On Behalf of | Jan 13, 2021 | General Criminal Defense, Helpful Information |

In California, like the rest of the United States, it has always been a crime for convicted felons to own a firearm. However, there was some ambiguity as to whether this restriction applied to those with a warrant out for their arrest or not. Recently, the legislature of California amended the Penal Code to clarify, and to add some new restrictions on, who can legally own a firearm.

If you have an outstanding warrant, it’s a felony to own a firearm

The new Senate bill clarifies that anyone who has been convicted of a felony, or for certain misdemeanors, cannot legally own a firearm. The listed misdemeanors include things such as assault, domestic battery and stalking.

In addition, the law also clarifies that this ban on owning firearms applies to anyone who knows that they have a warrant out for their arrest for a felony, or for any of the listed misdemeanors. That means that, if you know that you have a warrant for your arrest, and you own a firearm, you can have an additional felony added to the charges against you.

This restriction also applies to those who are addicted to drugs

This Senate bill also extends the ban on firearm ownership to anyone who is addicted to narcotic drugs. The California Department of Justice has clarified that a person commits a felony if they own a firearm while addicted to narcotics.

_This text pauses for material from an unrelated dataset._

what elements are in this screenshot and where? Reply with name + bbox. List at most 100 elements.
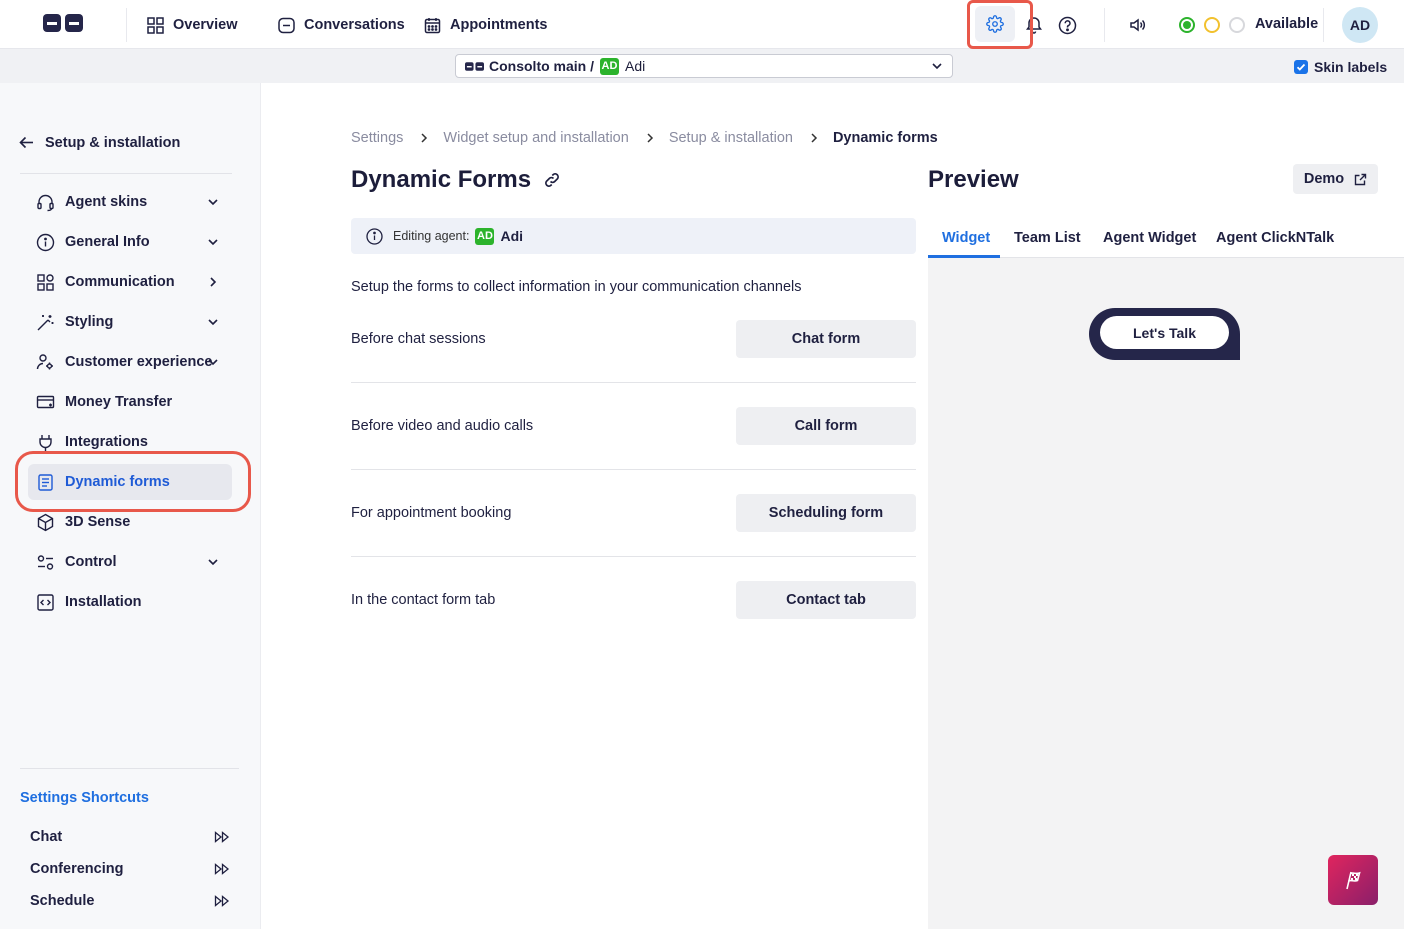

The punishment for violating this law can be up to a year in jail, a hefty fine or both.

Other categories of people who are not allowed to lawfully possess a firearm in California include those whom a court has determined are mentally unstable, undocumented immigrants and those who have been discharged dishonorably from the military.

As a Californian, you should stay abreast of the changes in California’s gun laws, and make sure that none of these restrictions apply to you before you obtain a firearm. Failure to comply with these laws could result in additional charges being brought against you, making the defense of your case much harder.